First, CAGE tag counts allow us to calculate the cellular amount of the corresponding RNA molecule in a digital form. As one mRNA is not preferentially detected over another, expression profiling based on tag sequencing is unbiased, allowing a direct comparison of the expression values of different genes measured in a single deep CAGE experiment. In contrast, microarray fluorescence levels are affected both by the mRNA concentration and by the probe-dependent mRNA affinity, precluding a direct comparison between genes. In addition, tag counts as a measure of mRNA concentrations have a dynamic range that is orders of magnitude larger than microarray expression levels. The accuracy and the dynamic range of CAGE- and SAGE-derived expression levels as well as the sensitivity of detecting lowly expressed transcripts can be improved further by deeper sequencing. Importantly, microarray and qRT-PCR expression profiling are restricted to those transcripts for which a probe or primer pair is available, whereas methodologies based on tag sequencing can also measure the expression of currently unknown transcripts.

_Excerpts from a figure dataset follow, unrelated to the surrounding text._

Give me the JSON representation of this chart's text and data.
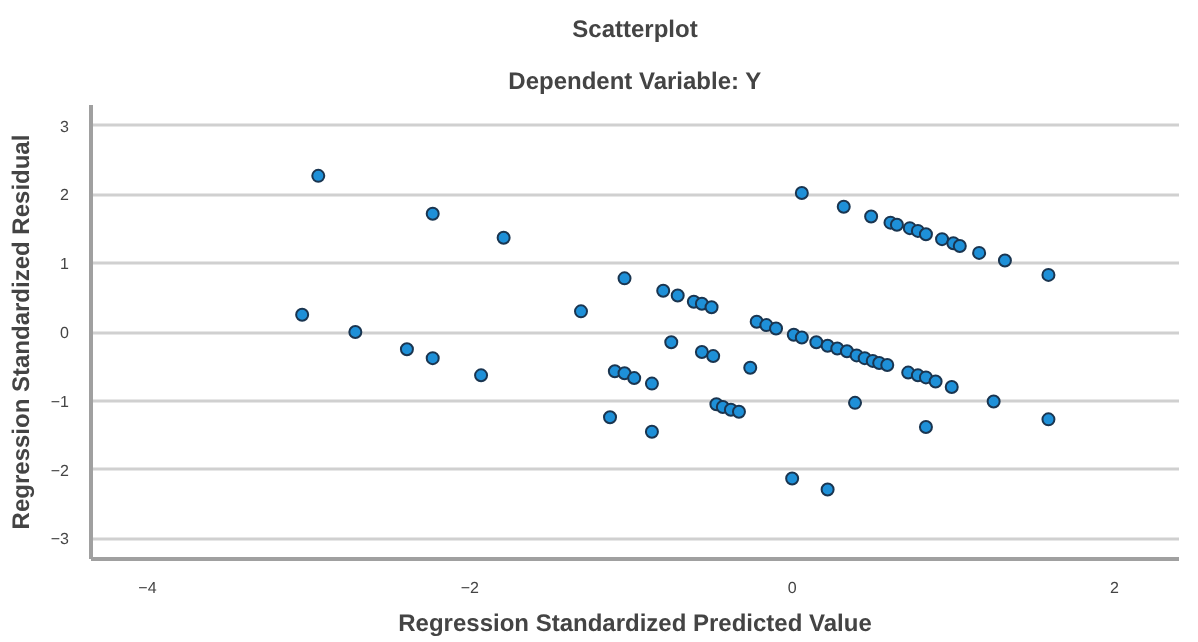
{
  "chart_data": {
    "type": "scatter",
    "title": "Scatterplot",
    "subtitle": "Dependent Variable: Y",
    "xlabel": "Regression Standardized Predicted Value",
    "ylabel": "Regression Standardized Residual",
    "x": [
      -2.94,
      -3.04,
      -2.71,
      -2.39,
      -2.23,
      -2.23,
      -1.93,
      -1.79,
      -1.31,
      -1.13,
      -1.1,
      -1.04,
      -1.04,
      -0.98,
      -0.87,
      -0.87,
      -0.8,
      -0.75,
      -0.71,
      -0.61,
      -0.56,
      -0.5,
      -0.56,
      -0.49,
      -0.47,
      -0.43,
      -0.38,
      -0.33,
      -0.26,
      -0.22,
      -0.16,
      -0.1,
      0.0,
      0.01,
      0.06,
      0.06,
      0.15,
      0.22,
      0.22,
      0.28,
      0.34,
      0.32,
      0.39,
      0.4,
      0.45,
      0.5,
      0.49,
      0.54,
      0.59,
      0.61,
      0.65,
      0.72,
      0.73,
      0.78,
      0.78,
      0.83,
      0.83,
      0.83,
      0.89,
      0.93,
      0.99,
      1.0,
      1.04,
      1.16,
      1.25,
      1.32,
      1.59,
      1.59
    ],
    "series": [
      {
        "color": "#1e90d8",
        "values": [
          2.27,
          0.25,
          0.0,
          -0.25,
          1.72,
          -0.38,
          -0.63,
          1.37,
          0.3,
          -1.24,
          -0.57,
          0.78,
          -0.6,
          -0.67,
          -0.75,
          -1.45,
          0.6,
          -0.15,
          0.53,
          0.44,
          0.41,
          0.36,
          -0.29,
          -0.35,
          -1.05,
          -1.09,
          -1.13,
          -1.16,
          -0.52,
          0.15,
          0.1,
          0.05,
          -2.13,
          -0.04,
          -0.08,
          2.02,
          -0.15,
          -0.2,
          -2.29,
          -0.24,
          -0.28,
          1.82,
          -1.03,
          -0.34,
          -0.38,
          -0.42,
          1.68,
          -0.45,
          -0.48,
          1.59,
          1.56,
          -0.59,
          1.51,
          -0.63,
          1.47,
          -0.66,
          1.42,
          -1.38,
          -0.72,
          1.35,
          -0.8,
          1.29,
          1.25,
          1.15,
          -1.01,
          1.04,
          0.83,
          -1.27
        ]
      }
    ],
    "xlim": [
      -4.35,
      2.4
    ],
    "ylim": [
      -3.3,
      3.3
    ],
    "xticks": [
      -4,
      -2,
      0,
      2
    ],
    "yticks": [
      -3,
      -2,
      -1,
      0,
      1,
      2,
      3
    ],
    "grid": "y",
    "marker": "circle"
  }
}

Deep CAGE expression profiling is unique among high-throughput expression profiling methods because the 5′ end of the CAGE tag identifies the corresponding transcription start site. Hence, deep CAGE allows us to determine the promoter driving the transcription of each transcript in addition to its expression level. In contrast, tags generated by SAGE or MPSS are located at the 3′ end of the transcript and do not identify the promoter, which may lie tens of kilobases or more upstream in the genome sequence. A variant of SAGE has been developed that uses oligo-capping to create tags at the 5′ end of the transcript (5′ SAGE) (11), but it is currently not in common use. Whereas expressed sequence tags and full-length mRNA sequencing do identify the promoter, the throughput of these techniques is insufficient to allow genome-wide expression profiling and may not be able to detect lowly expressed transcripts.